Témoin de cette mobilisation historique, personne ne pourra me convaincre qu’une autre force que celle incarnée par cet homme vous a conduit au pouvoir. Certes, il est vrai et je le reconnais pleinement que le pouvoir émane d’Allah. Comme le dit le Coran, dans la sourate Al-Imran (La Famille d’Imran), verset 26 :
« Dis : Ô Allah, Maître de la royauté, Tu donnes la royauté à qui Tu veux et Tu arraches la royauté à qui Tu veux ; Tu élèves qui Tu veux et Tu abaisses qui Tu veux. Le bien est en Ta main et Tu es Omnipotent. »
Cependant, il ne faut pas oublier non plus cet enseignement du Prophète (paix et salut sur lui) :
« Celui qui ne remercie pas les gens ne remercie pas Allah » (rapporté notamment par Abu Dawud et At-Tirmidhi).
Tout cela pour vous rappeler, Monsieur le Président, que Ousmane Sonko est bien plus qu’un frère, à qui vous avez donné le nom de votre fils et celui de sa mère à votre fille.
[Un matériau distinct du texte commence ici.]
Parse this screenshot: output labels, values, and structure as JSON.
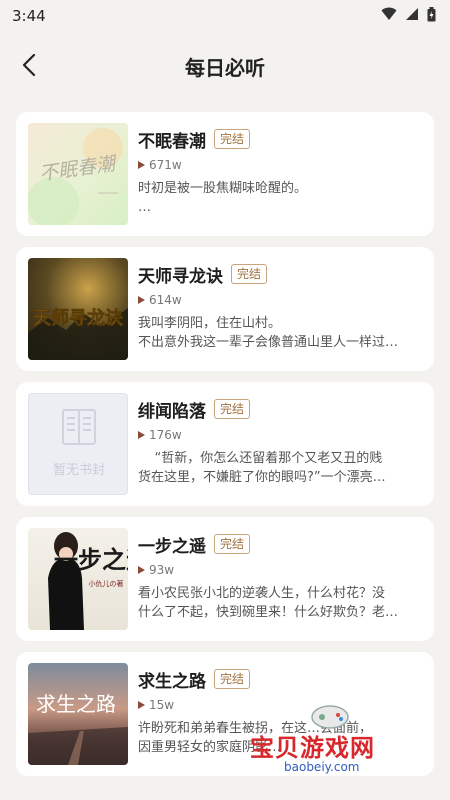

Il a toujours été pour vous un ami fidèle et loyal, qui a porté son choix sur votre personne parce qu’il était convaincu de votre sincérité et de votre loyauté.
Alors, Monsieur le Président, ne trahissez jamais cette confiance. N’écoutez pas ces voix qui cherchent à vous faire croire que vous êtes le seul artisan de votre accession au pouvoir. Ces mêmes personnes vous ont combattu hier. Et si leurs manœuvres avaient abouti, vous seriez aujourd’hui, avec le Premier ministre Ousmane Sonko, en train de croupir en prison, pendant que nous pleurerions votre sort dans l’intimité de nos foyers.
Au moment d’écrire ces lignes, je demeure convaincu que vous saurez vous rappeler votre éducation et vos valeurs. Je suis persuadé que vous ne céderez ni à la tentation d’une quête obstinée du pouvoir pour lui-même, ni à celle de sa conservation à tout prix. J’ose croire que vous retrouverez l’esprit de votre famille politique, le PASTEF, et qu’ensemble, vous œuvrerez à sortir le Sénégal des profondeurs dans lesquelles l’a laissé le régime précédent.
Veuillez agréer, Monsieur le Président de la République, l’expression de ma très haute considération.